Commentary by David Fuller

Bloomberg: Lift the Ban on U.S. Oil Exports

Here is a section from this informative editorial
The last time serious talk about exporting oil was heard in Washington, the Soviet Union still loomed, the Reagan Revolution had yet to take place and the National Basketball Association had an equitable distribution of talent.

It was the 1970s, and with the Arab oil embargo a fresh memory and fears that domestic drilling had peaked, Congress instituted fuel-economy standards for cars, an energy-conservation program for consumer products and the Strategic Petroleum Reserve. It also banned all exports of U.S. oil except for small amounts to Canada.

Four decades later, that ban is threatening to put a damper on the shale-oil boom in the U.S., and Congress or the president should find a way to reverse, or at least temporarily suspend, it.

Consider how drastically the U.S. oil picture has changed. Production has increased to 7.4 million barrels a day from 5 million in 2008, thanks to new methods of extracting oil from deep rock using horizontal drilling and hydraulic fracturing, or fracking. In the past year alone, these techniques have boosted output by a million barrels a day.

And:

The point is, unless some of the shale oil is exported, it will be stranded, or simply left in the ground. And though to some environmentalists that may sound like a tempting prospect, it would not reduce global consumption of oil -- just the consumption of U.S. oil. Lessening total use will take efforts more directly targeted to that end, including programs to develop renewable energy and efficiency and to put a price on carbon emissions.

By increasing exports even as it continues importing oil, the U.S. can exercise maximum flexibility in world oil markets. It can keep U.S. oil flowing, encouraging further exploration and drilling. And it can help maintain relatively stable gasoline prices, because these are largely determined by world markets.
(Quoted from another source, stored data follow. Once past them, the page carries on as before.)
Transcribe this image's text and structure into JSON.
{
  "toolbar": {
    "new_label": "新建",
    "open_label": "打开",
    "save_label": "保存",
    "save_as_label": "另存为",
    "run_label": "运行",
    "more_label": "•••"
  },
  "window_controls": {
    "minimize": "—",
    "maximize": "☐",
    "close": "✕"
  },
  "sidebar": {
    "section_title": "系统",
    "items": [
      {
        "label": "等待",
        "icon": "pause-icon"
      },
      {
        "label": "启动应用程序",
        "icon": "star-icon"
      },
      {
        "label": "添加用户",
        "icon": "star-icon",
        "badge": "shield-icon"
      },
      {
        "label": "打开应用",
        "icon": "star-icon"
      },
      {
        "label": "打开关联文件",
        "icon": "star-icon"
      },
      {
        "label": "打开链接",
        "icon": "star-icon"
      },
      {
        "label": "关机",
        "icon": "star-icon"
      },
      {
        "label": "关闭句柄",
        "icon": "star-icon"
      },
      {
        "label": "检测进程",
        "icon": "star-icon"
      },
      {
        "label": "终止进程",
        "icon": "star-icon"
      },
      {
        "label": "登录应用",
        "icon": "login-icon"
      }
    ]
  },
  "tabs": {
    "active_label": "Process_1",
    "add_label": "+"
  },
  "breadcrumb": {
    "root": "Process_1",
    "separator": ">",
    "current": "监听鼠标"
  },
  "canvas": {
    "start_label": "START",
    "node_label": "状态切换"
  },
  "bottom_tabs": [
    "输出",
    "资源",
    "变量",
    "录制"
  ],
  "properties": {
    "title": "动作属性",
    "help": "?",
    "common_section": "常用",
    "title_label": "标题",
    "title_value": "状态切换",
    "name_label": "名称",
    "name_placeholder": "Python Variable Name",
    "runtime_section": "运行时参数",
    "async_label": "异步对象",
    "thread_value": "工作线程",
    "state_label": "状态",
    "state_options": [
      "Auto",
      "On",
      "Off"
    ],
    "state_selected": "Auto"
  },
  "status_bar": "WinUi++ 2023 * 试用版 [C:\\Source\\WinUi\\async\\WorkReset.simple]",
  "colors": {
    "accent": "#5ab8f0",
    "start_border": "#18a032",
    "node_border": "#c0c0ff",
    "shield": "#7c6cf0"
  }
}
David Fuller's view Those in the USA who oppose the exporting of oil from their country cite two arguments: 1) It would be a selfish, short-term gain and deprived future generations of this valuable resource; 2) We should stop polluting the planet by producing and burning fossil fuels.
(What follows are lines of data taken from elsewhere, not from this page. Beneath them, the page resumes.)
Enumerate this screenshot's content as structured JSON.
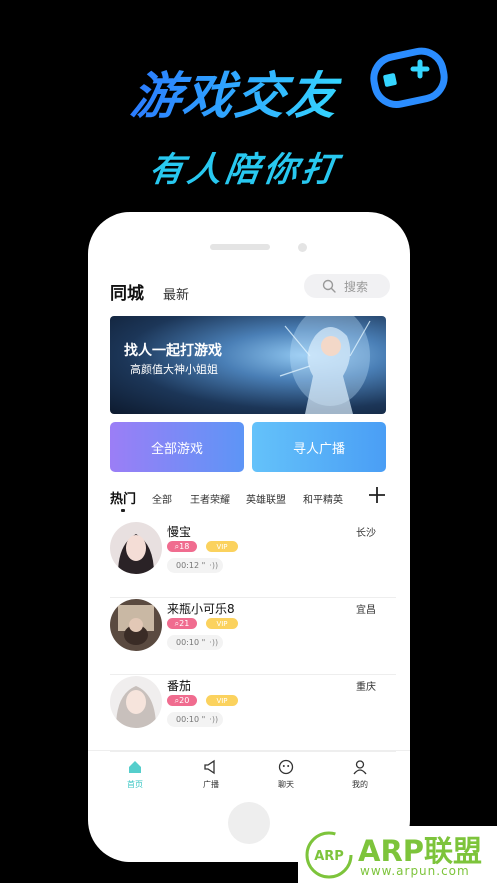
{
  "promo": {
    "title": "游戏交友",
    "subtitle": "有人陪你打"
  },
  "header": {
    "tab_city": "同城",
    "tab_latest": "最新",
    "search_placeholder": "搜索"
  },
  "banner": {
    "title": "找人一起打游戏",
    "subtitle": "高颜值大神小姐姐"
  },
  "actions": {
    "all_games": "全部游戏",
    "find_broadcast": "寻人广播"
  },
  "categories": {
    "hot": "热门",
    "items": [
      "全部",
      "王者荣耀",
      "英雄联盟",
      "和平精英"
    ]
  },
  "users": [
    {
      "name": "慢宝",
      "city": "长沙",
      "messages": "18",
      "vip": "VIP",
      "duration": "00:12 \""
    },
    {
      "name": "来瓶小可乐8",
      "city": "宜昌",
      "messages": "21",
      "vip": "VIP",
      "duration": "00:10 \""
    },
    {
      "name": "番茄",
      "city": "重庆",
      "messages": "20",
      "vip": "VIP",
      "duration": "00:10 \""
    }
  ],
  "tabbar": {
    "items": [
      "首页",
      "广播",
      "聊天",
      "我的"
    ],
    "active_color": "#37c6c3"
  },
  "watermark": {
    "logo_text": "ARP",
    "title": "ARP联盟",
    "url": "www.arpun.com"
  },
  "colors": {
    "promo_blue": "#2b7bff",
    "promo_cyan": "#28c8f0",
    "badge_pink": "#f06c8f",
    "badge_yellow": "#fbd25e",
    "watermark_green": "#7dc43b"
  }
}
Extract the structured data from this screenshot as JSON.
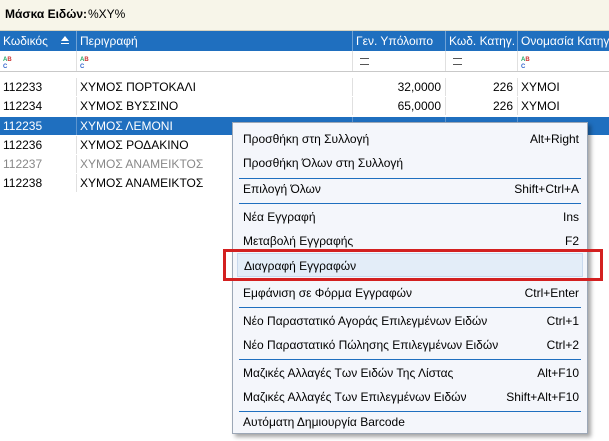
{
  "mask": {
    "label": "Μάσκα Ειδών:",
    "value": "%ΧΥ%"
  },
  "columns": [
    {
      "name": "col-code",
      "label": "Κωδικός"
    },
    {
      "name": "col-description",
      "label": "Περιγραφή"
    },
    {
      "name": "col-balance",
      "label": "Γεν. Υπόλοιπο"
    },
    {
      "name": "col-category-code",
      "label": "Κωδ. Κατηγ."
    },
    {
      "name": "col-category-name",
      "label": "Ονομασία Κατηγ"
    }
  ],
  "filter_icons": [
    "abc-filter-icon",
    "abc-filter-icon",
    "equals-filter-icon",
    "equals-filter-icon",
    "abc-filter-icon"
  ],
  "rows": [
    {
      "code": "112233",
      "description": "ΧΥΜΟΣ ΠΟΡΤΟΚΑΛΙ",
      "balance": "32,0000",
      "category_code": "226",
      "category_name": "ΧΥΜΟΙ",
      "state": "normal"
    },
    {
      "code": "112234",
      "description": "ΧΥΜΟΣ ΒΥΣΣΙΝΟ",
      "balance": "65,0000",
      "category_code": "226",
      "category_name": "ΧΥΜΟΙ",
      "state": "normal"
    },
    {
      "code": "112235",
      "description": "ΧΥΜΟΣ ΛΕΜΟΝΙ",
      "balance": "",
      "category_code": "",
      "category_name": "",
      "state": "selected"
    },
    {
      "code": "112236",
      "description": "ΧΥΜΟΣ ΡΟΔΑΚΙΝΟ",
      "balance": "",
      "category_code": "",
      "category_name": "",
      "state": "normal"
    },
    {
      "code": "112237",
      "description": "ΧΥΜΟΣ ΑΝΑΜΕΙΚΤΟΣ",
      "balance": "",
      "category_code": "",
      "category_name": "",
      "state": "gray"
    },
    {
      "code": "112238",
      "description": "ΧΥΜΟΣ ΑΝΑΜΕΙΚΤΟΣ",
      "balance": "",
      "category_code": "",
      "category_name": "",
      "state": "normal"
    }
  ],
  "context_menu": {
    "items": [
      {
        "label": "Προσθήκη στη Συλλογή",
        "shortcut": "Alt+Right"
      },
      {
        "label": "Προσθήκη Όλων στη Συλλογή",
        "shortcut": ""
      },
      {
        "label": "Επιλογή Όλων",
        "shortcut": "Shift+Ctrl+A"
      },
      {
        "label": "Νέα Εγγραφή",
        "shortcut": "Ins"
      },
      {
        "label": "Μεταβολή Εγγραφής",
        "shortcut": "F2"
      },
      {
        "label": "Διαγραφή Εγγραφών",
        "shortcut": ""
      },
      {
        "label": "Εμφάνιση σε Φόρμα Εγγραφών",
        "shortcut": "Ctrl+Enter"
      },
      {
        "label": "Νέο Παραστατικό Αγοράς Επιλεγμένων Ειδών",
        "shortcut": "Ctrl+1"
      },
      {
        "label": "Νέο Παραστατικό Πώλησης Επιλεγμένων Ειδών",
        "shortcut": "Ctrl+2"
      },
      {
        "label": "Μαζικές Αλλαγές Των Ειδών Της Λίστας",
        "shortcut": "Alt+F10"
      },
      {
        "label": "Μαζικές Αλλαγές Των Επιλεγμένων Ειδών",
        "shortcut": "Shift+Alt+F10"
      },
      {
        "label": "Αυτόματη Δημιουργία Barcode",
        "shortcut": ""
      }
    ],
    "highlighted_item": "Διαγραφή Εγγραφών"
  },
  "colors": {
    "header_bg": "#1f6fbf",
    "selected_row_bg": "#1f6fbf",
    "highlight_box": "#d32020",
    "menu_bg": "#f4f6fb"
  }
}
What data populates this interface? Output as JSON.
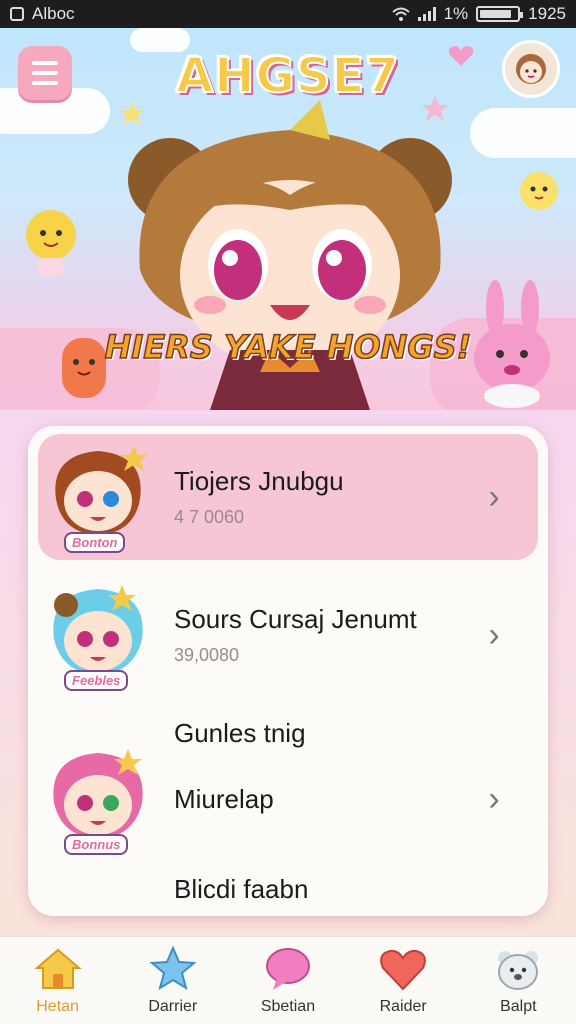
{
  "status_bar": {
    "app_name": "Alboc",
    "signal_text": "1%",
    "battery_level": 0.85,
    "time": "1925"
  },
  "hero": {
    "app_title": "AHGSE7",
    "banner_text": "HIERS YAKE HONGS!"
  },
  "list": {
    "items": [
      {
        "title": "Tiojers Jnubgu",
        "subtitle": "4 7 0060",
        "tag": "Bonton",
        "active": true
      },
      {
        "title": "Sours Cursaj Jenumt",
        "subtitle": "39,0080",
        "tag": "Feebles",
        "active": false
      },
      {
        "title": "Miurelap",
        "subtitle": "",
        "tag": "Bonnus",
        "active": false
      }
    ],
    "section_label": "Gunles tnig",
    "footer_label": "Blicdi faabn"
  },
  "bottom_nav": {
    "items": [
      {
        "label": "Hetan",
        "icon": "home-icon",
        "active": true
      },
      {
        "label": "Darrier",
        "icon": "star-icon",
        "active": false
      },
      {
        "label": "Sbetian",
        "icon": "chat-bubble-icon",
        "active": false
      },
      {
        "label": "Raider",
        "icon": "heart-icon",
        "active": false
      },
      {
        "label": "Balpt",
        "icon": "bear-icon",
        "active": false
      }
    ]
  },
  "colors": {
    "accent": "#e39a2a",
    "active_row": "#f7c6d4",
    "menu_button": "#f6a8bf"
  }
}
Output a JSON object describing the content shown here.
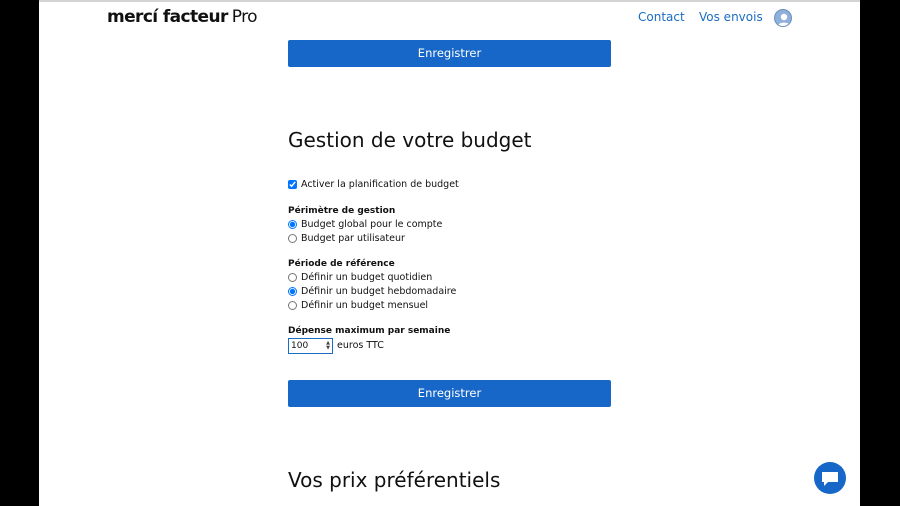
{
  "header": {
    "logo_main": "mercí facteur",
    "logo_pro": "Pro",
    "nav": [
      "Contact",
      "Vos envois"
    ],
    "avatar_icon": "user-avatar-icon"
  },
  "top_button_label": "Enregistrer",
  "budget": {
    "title": "Gestion de votre budget",
    "enable_label": "Activer la planification de budget",
    "enable_checked": true,
    "scope_heading": "Périmètre de gestion",
    "scope_options": [
      "Budget global pour le compte",
      "Budget par utilisateur"
    ],
    "scope_selected": 0,
    "period_heading": "Période de référence",
    "period_options": [
      "Définir un budget quotidien",
      "Définir un budget hebdomadaire",
      "Définir un budget mensuel"
    ],
    "period_selected": 1,
    "max_heading": "Dépense maximum par semaine",
    "max_value": "100",
    "max_unit": "euros TTC",
    "save_label": "Enregistrer"
  },
  "prices": {
    "title": "Vos prix préférentiels"
  },
  "colors": {
    "accent": "#1767c8",
    "link": "#1a6dc4"
  },
  "chat_icon": "chat-bubble-icon"
}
The first argument above has been around for decades, and it has been proved to be wrong as the technology for extracting oil has progressed. It is a finite resource but the invention of fracking (long described by Fullermoney as a 'game changer') not to mention future improvements in extraction techniques, should ensure that known reserves of oil and gas last into the next century, at the current rate of production.

As for the second argument above, Fullermoney understands the environmental risks, and maintains that the world needs some luck regarding the future rate and nature of climate change. We have to take that risk because if the world stopped using fossil fuels, the global economy would be plunged into the severest of depressions. So we need time and ever improving technologies, to both reduce CO2 emissions and also extract CO2 from the atmosphere. Additionally, we need time to improve the efficiency of solar and other renewable energy sources. We also need time to improve and construct new generation nuclear plants.
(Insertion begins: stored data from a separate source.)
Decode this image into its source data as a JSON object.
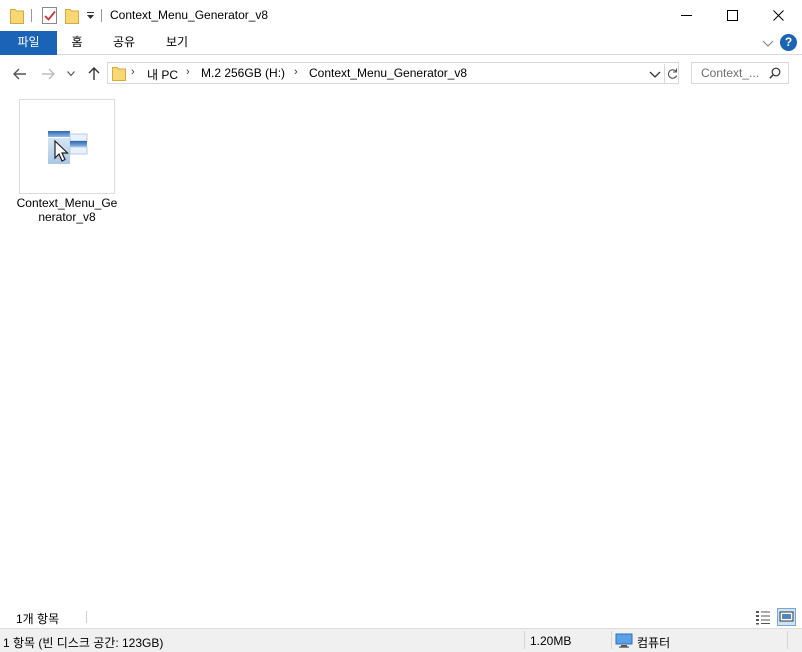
{
  "window": {
    "title": "Context_Menu_Generator_v8"
  },
  "ribbon": {
    "tabs": [
      {
        "label": "파일"
      },
      {
        "label": "홈"
      },
      {
        "label": "공유"
      },
      {
        "label": "보기"
      }
    ],
    "help_label": "?"
  },
  "address": {
    "breadcrumbs": [
      {
        "label": "내 PC"
      },
      {
        "label": "M.2 256GB (H:)"
      },
      {
        "label": "Context_Menu_Generator_v8"
      }
    ]
  },
  "search": {
    "placeholder": "Context_..."
  },
  "files": [
    {
      "name": "Context_Menu_Generator_v8",
      "icon": "application-icon"
    }
  ],
  "status": {
    "item_count": "1개 항목"
  },
  "infobar": {
    "summary": "1 항목 (빈 디스크 공간: 123GB)",
    "size": "1.20MB",
    "location": "컴퓨터"
  },
  "colors": {
    "accent": "#1a63b6",
    "folder": "#f8d775"
  }
}
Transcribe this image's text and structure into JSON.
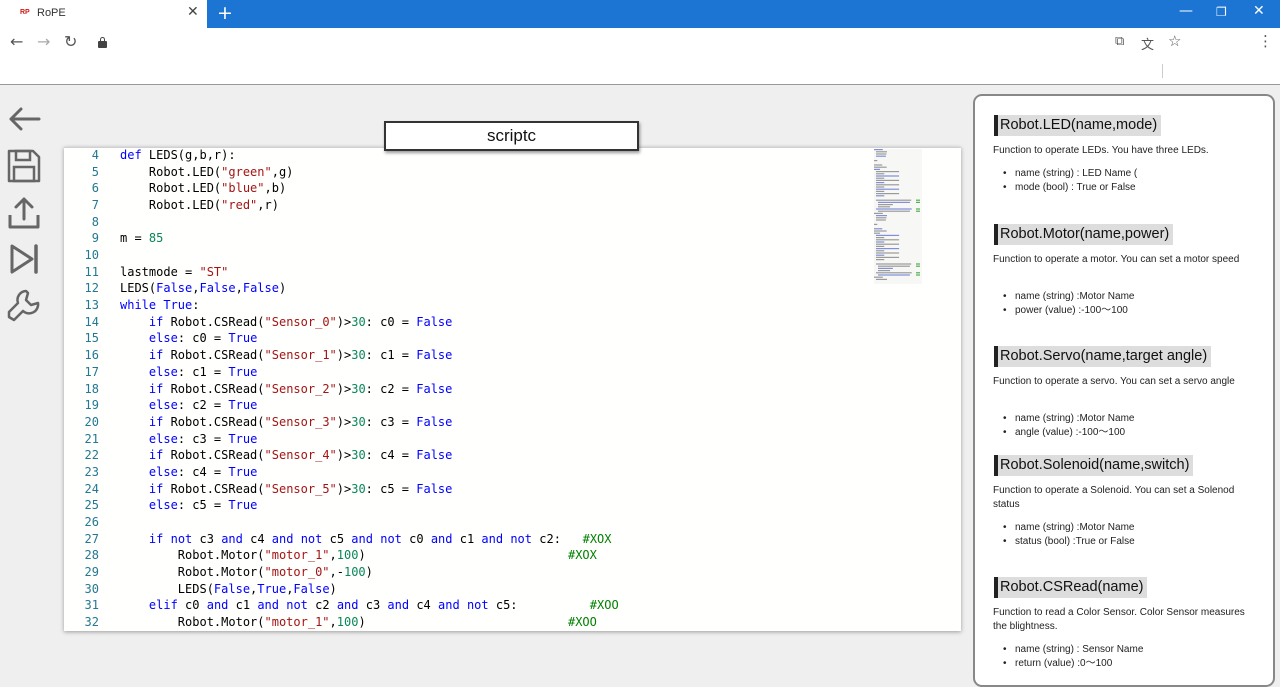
{
  "browser": {
    "tab_title": "RoPE",
    "favicon_text": "RP"
  },
  "editor": {
    "title": "scriptc",
    "lines": [
      {
        "n": "4",
        "text": "def LEDS(g,b,r):"
      },
      {
        "n": "5",
        "text": "    Robot.LED(\"green\",g)"
      },
      {
        "n": "6",
        "text": "    Robot.LED(\"blue\",b)"
      },
      {
        "n": "7",
        "text": "    Robot.LED(\"red\",r)"
      },
      {
        "n": "8",
        "text": ""
      },
      {
        "n": "9",
        "text": "m = 85"
      },
      {
        "n": "10",
        "text": ""
      },
      {
        "n": "11",
        "text": "lastmode = \"ST\""
      },
      {
        "n": "12",
        "text": "LEDS(False,False,False)"
      },
      {
        "n": "13",
        "text": "while True:"
      },
      {
        "n": "14",
        "text": "    if Robot.CSRead(\"Sensor_0\")>30: c0 = False"
      },
      {
        "n": "15",
        "text": "    else: c0 = True"
      },
      {
        "n": "16",
        "text": "    if Robot.CSRead(\"Sensor_1\")>30: c1 = False"
      },
      {
        "n": "17",
        "text": "    else: c1 = True"
      },
      {
        "n": "18",
        "text": "    if Robot.CSRead(\"Sensor_2\")>30: c2 = False"
      },
      {
        "n": "19",
        "text": "    else: c2 = True"
      },
      {
        "n": "20",
        "text": "    if Robot.CSRead(\"Sensor_3\")>30: c3 = False"
      },
      {
        "n": "21",
        "text": "    else: c3 = True"
      },
      {
        "n": "22",
        "text": "    if Robot.CSRead(\"Sensor_4\")>30: c4 = False"
      },
      {
        "n": "23",
        "text": "    else: c4 = True"
      },
      {
        "n": "24",
        "text": "    if Robot.CSRead(\"Sensor_5\")>30: c5 = False"
      },
      {
        "n": "25",
        "text": "    else: c5 = True"
      },
      {
        "n": "26",
        "text": ""
      },
      {
        "n": "27",
        "text": "    if not c3 and c4 and not c5 and not c0 and c1 and not c2:   #XOX"
      },
      {
        "n": "28",
        "text": "        Robot.Motor(\"motor_1\",100)                            #XOX"
      },
      {
        "n": "29",
        "text": "        Robot.Motor(\"motor_0\",-100)"
      },
      {
        "n": "30",
        "text": "        LEDS(False,True,False)"
      },
      {
        "n": "31",
        "text": "    elif c0 and c1 and not c2 and c3 and c4 and not c5:          #XOO"
      },
      {
        "n": "32",
        "text": "        Robot.Motor(\"motor_1\",100)                            #XOO"
      }
    ]
  },
  "docs": [
    {
      "heading": "Robot.LED(name,mode)",
      "desc": "Function to operate LEDs. You have three LEDs.",
      "items": [
        "name (string) : LED Name (",
        "mode (bool) : True or False"
      ]
    },
    {
      "heading": "Robot.Motor(name,power)",
      "desc": "Function to operate a motor. You can set a motor speed",
      "items": [
        "name (string) :Motor Name",
        "power (value) :-100〜100"
      ]
    },
    {
      "heading": "Robot.Servo(name,target angle)",
      "desc": "Function to operate a servo. You can set a servo angle",
      "items": [
        "name (string) :Motor Name",
        "angle (value) :-100〜100"
      ]
    },
    {
      "heading": "Robot.Solenoid(name,switch)",
      "desc": "Function to operate a Solenoid. You can set a Solenod status",
      "items": [
        "name (string) :Motor Name",
        "status (bool) :True or False"
      ]
    },
    {
      "heading": "Robot.CSRead(name)",
      "desc": "Function to read a Color Sensor. Color Sensor measures the blightness.",
      "items": [
        "name (string) : Sensor Name",
        "return (value) :0〜100"
      ]
    }
  ],
  "colors": {
    "keyword": "#0000ff",
    "string": "#a31515",
    "number": "#098658",
    "comment": "#008000",
    "linenumber": "#237893",
    "tabbar": "#1c75d2"
  }
}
Will it all work? Hopefully, and awareness of the problems is sufficient to ensure an increasing technological effort on all fronts.

By exporting oil, even if only a small amount, the US can help its own economy and also global GDP growth. Japan, the USA's most important Asian ally, would be an obvious candidate. Oil exports would increase the US's influence in this industry, and encourage other countries to tap their own shale reserves. It might also pull some of the speculative funds out of the oil market.

Despite generally soft commodity markets, oil prices have rallied (WTI & Brent), and further strength would weigh on global GDP growth which is still struggling from the lingering effects of the credit crisis recession. Brent crude is not yet a problem as it is only recovering from the lower side of its range for the last two-and-a-half years, but the amber warning lights will be flashing if it approaches $120.